There were 304 women (56%) and 237 men (44%) in the SUNSHINE trial (mean age, 36.1±11.7 years), of whom 181 (33%) were in the secukinumab every 2 weeks group, 180 (33%) were in the secukinumab every 4 weeks group, and 180 (33%) were in the placebo group.

More participants in the every 2 weeks group had a hidradenitis suppurativa clinical response vs the placebo group (rounded average number of patients with response in 100 imputations, 81.5 of 181 patients [45%] vs 60.7 of 180 patients [34%], respectively; odds ratio (OR), 1.8; 95% CI, 1.1-2.7; P =.007). There was no significant difference in hidradenitis suppurativa clinical response with participants in the secuhidradenitis suppurativakinumab every 4 weeks group (75.2 of 180 participants [42%]) vs those in the placebo group (OR, 1.5; 95% CI, 1.0-2.3; P =.042).

Percentage change from baseline in abscess and inflammatory nodule count at week 16 was better in the every 2 weeks group vs placebo group (-46.8% [standard error {SE}, 3.3] vs -24.3% [SE, 4.3], respectively). Abscess and inflammatory nodule count at week 16 was not significantly improved in the secukinumab every 4 weeks group vs placebo. In the every 2 week group, significantly fewer participants had flares vs placebo group across week 16.
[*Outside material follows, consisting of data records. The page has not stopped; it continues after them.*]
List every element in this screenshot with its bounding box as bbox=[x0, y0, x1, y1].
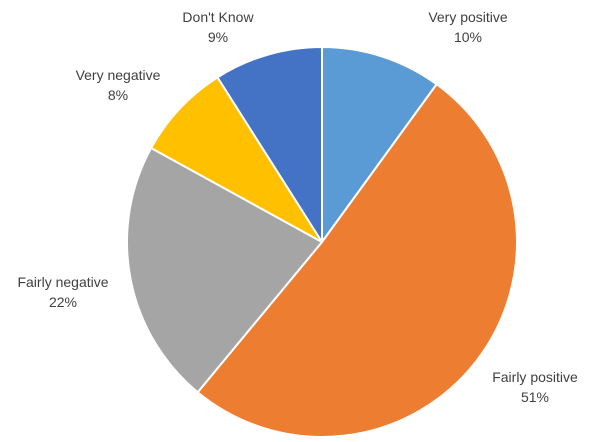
pie-slice-very-negative bbox=[150, 76, 323, 243]
pie-label-very-negative: Very negative 8% bbox=[76, 67, 161, 103]
slice-category-label: Very positive bbox=[428, 9, 508, 25]
pie-slice-don-t-know bbox=[216, 46, 323, 243]
pie-slices bbox=[126, 46, 518, 438]
slice-category-label: Don't Know bbox=[182, 9, 254, 25]
pie-slice-fairly-negative bbox=[126, 147, 323, 394]
slice-percent-label: 51% bbox=[521, 389, 549, 405]
slice-category-label: Very negative bbox=[76, 67, 161, 83]
slice-category-label: Fairly negative bbox=[17, 274, 108, 290]
pie-slice-fairly-positive bbox=[196, 83, 518, 438]
pie-label-fairly-negative: Fairly negative 22% bbox=[17, 274, 108, 310]
pie-label-don-t-know: Don't Know 9% bbox=[182, 9, 254, 45]
slice-percent-label: 22% bbox=[49, 294, 77, 310]
pie-label-fairly-positive: Fairly positive 51% bbox=[492, 369, 578, 405]
slice-percent-label: 9% bbox=[208, 29, 228, 45]
slice-percent-label: 10% bbox=[454, 29, 482, 45]
pie-label-very-positive: Very positive 10% bbox=[428, 9, 508, 45]
pie-slice-very-positive bbox=[321, 46, 438, 243]
slice-category-label: Fairly positive bbox=[492, 369, 578, 385]
slice-percent-label: 8% bbox=[108, 87, 128, 103]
There were 306 women (56%) and 237 men (44%) in the SUNRISE trial (mean age 36.3±11.4 years), of whom 180 (33%) were in the secukinumab every 2 weeks group, 180 (33%) in the secukinumab every 4 weeks group, and 183 (34%) in the placebo group. More participants in the every 2 weeks group had more severe disease than in the other groups.

Researchers found significantly more participants in the every 2 weeks group vs placebo group had a hidradenitis suppurativa clinical response (76.2 of 180 [42%] vs 57.1 of 183 [31%], respectively); OR, 1.6; 95% CI, 1.1-2.6; P =.015). They noted significantly more participants in the every 4 weeks group had a hidradenitis suppurativa clinical response (83.1 of 180 [46%]) vs placebo group (OR, 1.9; 95% CI, 1.2-3.0; P =.0022).

Percentage change from baseline in abscess and inflammatory nodule count at week 16 was better in the every 2 weeks group vs placebo group (-39.3% [SE, 4.4] vs -22.4% [SE, 4.8], respectively). Abscess and inflammatory nodule count at week 16 vs placebo was significantly improved in the secukinumab every 4 weeks group (-45.5% [SE, 4.1] vs -22.4% [SE, 4.8], respectively). In the every 2 week group, there was no significant difference in flares vs the placebo group.

Study limitations include imbalance of disease severity between treatment groups at baseline, high placebo response rates, and a low number of Black participants.

Researchers conclude, “The clinical efficacy at week 16 was superior to placebo in both the SUNSHINE and SUNRISE trials for secukinumab administered every 2 weeks and was superior to placebo only in the SUNRISE trial for secukinumab dosed every 4 weeks.”

Disclosure: This research was supported by Novartis Pharma. Some study authors declared affiliations with biotech, pharmaceutical, and/or device companies. Please see the original reference for a full list of authors’ disclosures.